Without a doubt, “The Island” is the best Car Wars movie of 2005.  It’s got it all: futuristic 18-wheelers, jet-bikes, killer dropped-weapons, and clones….  Lots and lots of clones.

If you ever wondered how Gold Cross would really work, this movie shows us.  There are a couple of key differences between Car Wars continuity and the movie, but there’s no reason that the movie couldn’t describe how things really work in the Autoduel America’s 2040s.

The movie combines themes from Bladerunner and The Matrix, and hits hard on the ethical issues in a much more moving and effective way than movies like Alien: Resurection did.  The action is relentless and the suspense never lets up– this makes the movie emotionally exhausting the way that The Matrix:Reloaded’s endless chase scene was.  It probably would have been a better movie if it had given us a break to assimilate everything that had happened.

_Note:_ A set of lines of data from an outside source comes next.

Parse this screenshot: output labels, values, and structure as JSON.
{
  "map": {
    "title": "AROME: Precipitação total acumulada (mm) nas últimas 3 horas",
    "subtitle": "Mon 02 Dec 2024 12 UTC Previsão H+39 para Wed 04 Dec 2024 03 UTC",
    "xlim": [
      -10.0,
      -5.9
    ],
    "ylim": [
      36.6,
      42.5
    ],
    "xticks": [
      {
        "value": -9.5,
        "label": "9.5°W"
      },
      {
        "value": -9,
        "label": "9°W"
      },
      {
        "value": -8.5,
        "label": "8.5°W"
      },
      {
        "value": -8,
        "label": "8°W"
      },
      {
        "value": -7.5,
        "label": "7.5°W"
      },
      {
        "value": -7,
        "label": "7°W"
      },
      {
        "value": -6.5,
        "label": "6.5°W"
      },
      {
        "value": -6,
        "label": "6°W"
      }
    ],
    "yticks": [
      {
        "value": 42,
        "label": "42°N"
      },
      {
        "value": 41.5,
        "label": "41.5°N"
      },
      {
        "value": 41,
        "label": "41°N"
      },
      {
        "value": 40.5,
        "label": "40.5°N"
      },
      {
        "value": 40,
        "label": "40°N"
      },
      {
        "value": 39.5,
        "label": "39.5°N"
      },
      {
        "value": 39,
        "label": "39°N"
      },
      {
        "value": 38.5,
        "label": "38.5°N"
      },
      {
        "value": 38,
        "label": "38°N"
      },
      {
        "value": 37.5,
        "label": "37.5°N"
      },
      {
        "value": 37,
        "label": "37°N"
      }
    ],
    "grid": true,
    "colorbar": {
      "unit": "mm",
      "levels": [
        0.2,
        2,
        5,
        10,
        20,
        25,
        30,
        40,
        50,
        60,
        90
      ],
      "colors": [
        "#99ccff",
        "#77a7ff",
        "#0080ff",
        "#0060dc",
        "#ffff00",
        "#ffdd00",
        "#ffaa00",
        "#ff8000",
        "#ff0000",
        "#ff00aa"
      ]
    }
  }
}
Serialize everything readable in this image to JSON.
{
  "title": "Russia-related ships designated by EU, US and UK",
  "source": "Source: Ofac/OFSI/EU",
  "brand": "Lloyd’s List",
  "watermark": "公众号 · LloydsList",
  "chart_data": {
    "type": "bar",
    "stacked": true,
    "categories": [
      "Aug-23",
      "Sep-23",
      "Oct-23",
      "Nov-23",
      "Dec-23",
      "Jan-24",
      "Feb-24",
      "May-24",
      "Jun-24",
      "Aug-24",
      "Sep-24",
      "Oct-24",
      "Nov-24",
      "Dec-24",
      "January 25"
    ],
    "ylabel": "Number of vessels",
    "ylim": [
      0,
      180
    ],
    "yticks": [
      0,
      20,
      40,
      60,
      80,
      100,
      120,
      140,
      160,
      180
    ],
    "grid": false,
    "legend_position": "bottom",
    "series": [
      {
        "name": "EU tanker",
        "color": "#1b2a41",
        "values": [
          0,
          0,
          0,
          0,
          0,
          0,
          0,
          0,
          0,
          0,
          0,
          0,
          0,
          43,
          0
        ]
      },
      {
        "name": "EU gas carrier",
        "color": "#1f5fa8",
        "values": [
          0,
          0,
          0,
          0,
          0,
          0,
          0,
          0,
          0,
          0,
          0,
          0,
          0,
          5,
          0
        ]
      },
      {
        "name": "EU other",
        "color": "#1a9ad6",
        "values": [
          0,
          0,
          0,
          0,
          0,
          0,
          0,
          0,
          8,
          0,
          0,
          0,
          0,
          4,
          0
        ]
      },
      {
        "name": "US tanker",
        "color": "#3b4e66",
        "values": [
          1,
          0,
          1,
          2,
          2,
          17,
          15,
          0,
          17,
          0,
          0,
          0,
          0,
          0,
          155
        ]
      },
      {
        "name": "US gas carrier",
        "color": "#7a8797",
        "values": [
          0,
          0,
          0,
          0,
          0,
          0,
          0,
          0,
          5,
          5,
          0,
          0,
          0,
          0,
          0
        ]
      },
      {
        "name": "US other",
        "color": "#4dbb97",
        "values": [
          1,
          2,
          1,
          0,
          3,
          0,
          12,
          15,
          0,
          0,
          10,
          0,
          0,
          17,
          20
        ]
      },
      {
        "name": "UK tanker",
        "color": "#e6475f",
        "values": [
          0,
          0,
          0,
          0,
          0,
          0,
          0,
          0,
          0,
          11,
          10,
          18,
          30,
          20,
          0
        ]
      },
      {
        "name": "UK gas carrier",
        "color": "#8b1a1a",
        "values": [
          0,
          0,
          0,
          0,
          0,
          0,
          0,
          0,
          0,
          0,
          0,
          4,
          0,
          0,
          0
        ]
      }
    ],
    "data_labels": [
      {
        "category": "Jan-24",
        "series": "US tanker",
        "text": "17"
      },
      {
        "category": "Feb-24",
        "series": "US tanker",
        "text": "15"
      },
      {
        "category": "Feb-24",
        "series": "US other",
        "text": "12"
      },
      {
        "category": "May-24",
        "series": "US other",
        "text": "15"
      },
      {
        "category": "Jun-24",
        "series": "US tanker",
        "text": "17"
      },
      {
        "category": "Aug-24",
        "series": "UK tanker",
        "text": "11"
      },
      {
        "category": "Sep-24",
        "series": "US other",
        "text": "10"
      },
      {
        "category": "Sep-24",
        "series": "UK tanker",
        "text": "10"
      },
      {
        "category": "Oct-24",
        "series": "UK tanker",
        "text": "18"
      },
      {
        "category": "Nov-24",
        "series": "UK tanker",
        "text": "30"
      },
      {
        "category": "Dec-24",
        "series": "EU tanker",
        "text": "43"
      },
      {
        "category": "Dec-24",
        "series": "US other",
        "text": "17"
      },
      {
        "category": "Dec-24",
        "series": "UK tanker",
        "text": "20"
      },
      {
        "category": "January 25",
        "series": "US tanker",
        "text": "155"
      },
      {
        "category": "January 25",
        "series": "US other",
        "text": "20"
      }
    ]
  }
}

The sets and visuals are incredible.  There’s just so much space and scope to everything.  (We’ve come a long way from Star Trek’s matte paintings and styrofoam….)

I hadn’t heard a lot of good about this movie, so I wasn’t expecting much.  I didn’t think “Obiwan Kenobi” could pull off the leading man bit.  (The wart on his forehead is distracting and he’s nowhere near as cool as Sean Connery or Harrison Ford.)  But he did pull it off….  Ewan McGregor was a very believable actor and drew me into the character.  I guess now we won’t have to fault him too much for working with Lucas on the prequels….

It’s really not a bad movie, on the whole.  It’s little derivative, but “Matrix Runner: The Resurection” turns out to be entertaining anyway.  The first thirty minutes alone are worth the price of admission.  No other movie has illustrated so graphically the ethical difficulties that would result if the technology of cloning became possible.  John Nowak addressed some of it in his short stories for Autoduel Quarterly, but this movie goes even further than I imagined it could go.  That to me is the mark of great science fiction: when authors give us a glimpse of the future beyond what we already think we know.